Research by not-for-profit health education group NPS MedicineWise showed two thirds of people were not aware that long-term opioid use could actually increase someone's pain.

Pain management expert Associate Professor Michael Vagg said doctors only recently learnt that opioid drugs could affect the body's nervous system, making it more sensitive to pain.

"The longer you are on high doses of the medications, for at least three quarters of people on long-term opioids, it's actually making their pain worse," he told the ABC.

"When you gradually reduce their opioids over time, their pain either improves or it stays exactly the same," he said.

"It doesn't very often actually get worse."
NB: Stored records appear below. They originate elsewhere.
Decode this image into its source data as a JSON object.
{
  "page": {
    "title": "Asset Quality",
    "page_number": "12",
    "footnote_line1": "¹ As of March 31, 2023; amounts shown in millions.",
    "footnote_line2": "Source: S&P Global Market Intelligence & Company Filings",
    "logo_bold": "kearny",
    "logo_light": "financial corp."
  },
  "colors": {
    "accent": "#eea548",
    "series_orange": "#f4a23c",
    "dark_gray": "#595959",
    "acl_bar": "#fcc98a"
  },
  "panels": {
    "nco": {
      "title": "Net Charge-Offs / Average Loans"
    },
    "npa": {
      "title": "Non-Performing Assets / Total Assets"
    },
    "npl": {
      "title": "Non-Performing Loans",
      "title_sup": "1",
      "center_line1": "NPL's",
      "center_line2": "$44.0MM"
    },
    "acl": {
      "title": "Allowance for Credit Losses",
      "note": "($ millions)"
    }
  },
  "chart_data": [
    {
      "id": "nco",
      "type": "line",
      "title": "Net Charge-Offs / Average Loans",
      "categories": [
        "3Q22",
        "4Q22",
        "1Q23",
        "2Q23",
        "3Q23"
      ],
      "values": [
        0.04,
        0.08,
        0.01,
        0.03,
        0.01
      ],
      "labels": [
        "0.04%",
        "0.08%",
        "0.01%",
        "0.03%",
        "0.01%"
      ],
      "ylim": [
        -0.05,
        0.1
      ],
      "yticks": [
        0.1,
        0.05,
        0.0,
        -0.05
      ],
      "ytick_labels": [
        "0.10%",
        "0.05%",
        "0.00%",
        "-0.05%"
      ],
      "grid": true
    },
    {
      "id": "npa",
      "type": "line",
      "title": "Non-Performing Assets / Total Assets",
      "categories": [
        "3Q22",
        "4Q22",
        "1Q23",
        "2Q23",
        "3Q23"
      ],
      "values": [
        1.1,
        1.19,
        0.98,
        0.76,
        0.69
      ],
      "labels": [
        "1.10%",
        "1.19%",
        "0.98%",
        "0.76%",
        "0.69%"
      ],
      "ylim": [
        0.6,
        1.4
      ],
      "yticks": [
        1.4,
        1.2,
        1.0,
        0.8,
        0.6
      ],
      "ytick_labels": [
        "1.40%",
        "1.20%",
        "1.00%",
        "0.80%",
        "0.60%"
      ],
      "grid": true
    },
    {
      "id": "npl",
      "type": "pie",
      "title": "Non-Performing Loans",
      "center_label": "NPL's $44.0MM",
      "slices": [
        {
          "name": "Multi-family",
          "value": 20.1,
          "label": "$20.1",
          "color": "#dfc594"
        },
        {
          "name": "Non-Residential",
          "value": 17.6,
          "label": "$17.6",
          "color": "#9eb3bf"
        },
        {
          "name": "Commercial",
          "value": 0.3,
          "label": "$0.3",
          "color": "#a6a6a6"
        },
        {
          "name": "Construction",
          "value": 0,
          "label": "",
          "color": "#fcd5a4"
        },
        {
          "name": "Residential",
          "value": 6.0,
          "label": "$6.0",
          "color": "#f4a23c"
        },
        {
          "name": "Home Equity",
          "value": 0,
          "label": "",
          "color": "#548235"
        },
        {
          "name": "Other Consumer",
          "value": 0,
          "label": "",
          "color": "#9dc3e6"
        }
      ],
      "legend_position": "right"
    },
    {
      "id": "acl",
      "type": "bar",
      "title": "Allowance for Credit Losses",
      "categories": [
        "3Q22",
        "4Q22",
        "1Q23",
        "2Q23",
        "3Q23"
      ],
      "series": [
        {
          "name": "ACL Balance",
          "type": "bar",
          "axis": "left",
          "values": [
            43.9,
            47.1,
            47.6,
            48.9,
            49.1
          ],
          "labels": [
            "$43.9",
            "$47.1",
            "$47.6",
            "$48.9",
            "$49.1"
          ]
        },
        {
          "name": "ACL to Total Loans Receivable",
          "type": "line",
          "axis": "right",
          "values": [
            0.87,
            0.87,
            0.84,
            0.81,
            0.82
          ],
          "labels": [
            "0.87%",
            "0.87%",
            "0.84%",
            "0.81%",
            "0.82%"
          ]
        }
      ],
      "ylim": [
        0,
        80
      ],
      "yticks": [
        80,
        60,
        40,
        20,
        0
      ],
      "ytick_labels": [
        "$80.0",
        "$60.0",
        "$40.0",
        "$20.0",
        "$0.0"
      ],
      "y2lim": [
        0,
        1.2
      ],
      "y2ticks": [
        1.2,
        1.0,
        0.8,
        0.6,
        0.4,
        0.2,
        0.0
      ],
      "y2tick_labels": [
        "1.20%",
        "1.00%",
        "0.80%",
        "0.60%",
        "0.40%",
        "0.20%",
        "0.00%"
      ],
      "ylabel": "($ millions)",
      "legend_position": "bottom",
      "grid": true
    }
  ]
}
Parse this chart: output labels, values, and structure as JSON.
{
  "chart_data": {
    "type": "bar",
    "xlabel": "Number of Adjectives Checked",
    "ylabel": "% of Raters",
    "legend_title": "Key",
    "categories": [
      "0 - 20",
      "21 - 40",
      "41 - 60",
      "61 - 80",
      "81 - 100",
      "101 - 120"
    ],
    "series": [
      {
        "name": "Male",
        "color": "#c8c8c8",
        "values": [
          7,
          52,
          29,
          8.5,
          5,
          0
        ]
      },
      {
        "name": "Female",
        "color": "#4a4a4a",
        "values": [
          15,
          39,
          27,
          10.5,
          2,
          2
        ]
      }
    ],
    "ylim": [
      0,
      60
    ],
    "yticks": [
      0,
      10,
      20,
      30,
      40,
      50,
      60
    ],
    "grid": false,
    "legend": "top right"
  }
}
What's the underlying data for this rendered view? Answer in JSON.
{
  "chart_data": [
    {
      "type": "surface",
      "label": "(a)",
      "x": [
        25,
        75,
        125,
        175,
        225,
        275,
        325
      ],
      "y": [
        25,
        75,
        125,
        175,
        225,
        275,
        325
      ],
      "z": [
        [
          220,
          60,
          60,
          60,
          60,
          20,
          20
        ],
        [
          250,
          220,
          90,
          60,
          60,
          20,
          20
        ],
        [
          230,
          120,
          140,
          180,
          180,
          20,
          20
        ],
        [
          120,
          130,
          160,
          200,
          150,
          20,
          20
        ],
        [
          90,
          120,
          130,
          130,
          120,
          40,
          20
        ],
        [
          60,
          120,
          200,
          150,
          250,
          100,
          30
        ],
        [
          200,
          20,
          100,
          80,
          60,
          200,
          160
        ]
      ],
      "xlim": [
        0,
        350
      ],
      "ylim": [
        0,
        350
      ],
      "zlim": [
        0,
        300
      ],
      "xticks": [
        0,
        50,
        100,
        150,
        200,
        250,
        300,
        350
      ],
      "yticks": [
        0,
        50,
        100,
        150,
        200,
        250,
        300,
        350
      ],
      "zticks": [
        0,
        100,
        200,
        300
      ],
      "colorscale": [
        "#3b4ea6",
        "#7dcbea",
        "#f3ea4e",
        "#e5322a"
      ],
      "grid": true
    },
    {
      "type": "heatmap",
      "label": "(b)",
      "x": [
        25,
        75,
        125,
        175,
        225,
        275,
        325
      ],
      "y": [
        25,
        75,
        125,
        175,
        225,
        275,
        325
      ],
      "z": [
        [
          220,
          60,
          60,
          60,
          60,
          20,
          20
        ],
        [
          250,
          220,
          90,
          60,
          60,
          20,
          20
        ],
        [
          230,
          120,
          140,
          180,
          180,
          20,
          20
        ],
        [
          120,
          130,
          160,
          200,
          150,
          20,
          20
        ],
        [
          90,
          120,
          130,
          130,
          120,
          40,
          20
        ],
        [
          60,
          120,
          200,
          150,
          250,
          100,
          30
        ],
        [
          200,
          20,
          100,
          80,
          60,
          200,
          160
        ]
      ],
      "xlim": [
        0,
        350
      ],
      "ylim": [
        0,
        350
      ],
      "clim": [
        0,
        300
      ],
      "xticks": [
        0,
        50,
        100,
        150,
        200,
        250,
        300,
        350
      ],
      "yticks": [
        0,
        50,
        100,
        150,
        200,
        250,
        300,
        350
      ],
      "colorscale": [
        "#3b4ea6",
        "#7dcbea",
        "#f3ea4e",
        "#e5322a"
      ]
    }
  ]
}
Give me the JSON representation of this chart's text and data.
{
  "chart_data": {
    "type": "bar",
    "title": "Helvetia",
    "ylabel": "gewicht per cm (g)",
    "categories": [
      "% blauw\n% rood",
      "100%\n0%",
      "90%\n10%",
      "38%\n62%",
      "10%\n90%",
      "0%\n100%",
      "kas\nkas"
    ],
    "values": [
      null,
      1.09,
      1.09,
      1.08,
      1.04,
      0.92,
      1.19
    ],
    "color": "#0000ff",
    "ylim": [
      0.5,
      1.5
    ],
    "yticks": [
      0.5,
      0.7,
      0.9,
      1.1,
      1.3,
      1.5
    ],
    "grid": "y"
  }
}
Misuse of opioid drugs remains a major health issue in Australia.

Recent measures to tackle misuse include making codeine medications only available by prescription and reducing pack sizes.

Associate Professor Vagg said in Australia, as many as 150 people were admitted to hospitals each day for having too much, too little or the wrong type of opioid medications.

"And there are certainly more fatal overdoses, most of which seem to be inadvertent due to the increased amount of prescribing that's going on," he said.

To encourage doctors and patients to make more informed decisions about opioids, NPS MedicineWise and the Faculty of Pain Medicine of the Australian and New Zealand College of Anaesthetists have launched an educational video:

"We know about a quarter of long-term opioid users in Australia went into hospital not on opioids, and they never came off them afterwards," Associate Professor Vagg said.

Addiction not the only side effect

Dr Jill Thistlethwaite, a consultant GP to NPS MedicineWise, said people could become dependent in as little as two weeks.

"The number of prescriptions for opioid medications has gone up markedly in the last 10 years," she said.

"And the more people that take opioids, the more risk of dependency there will be."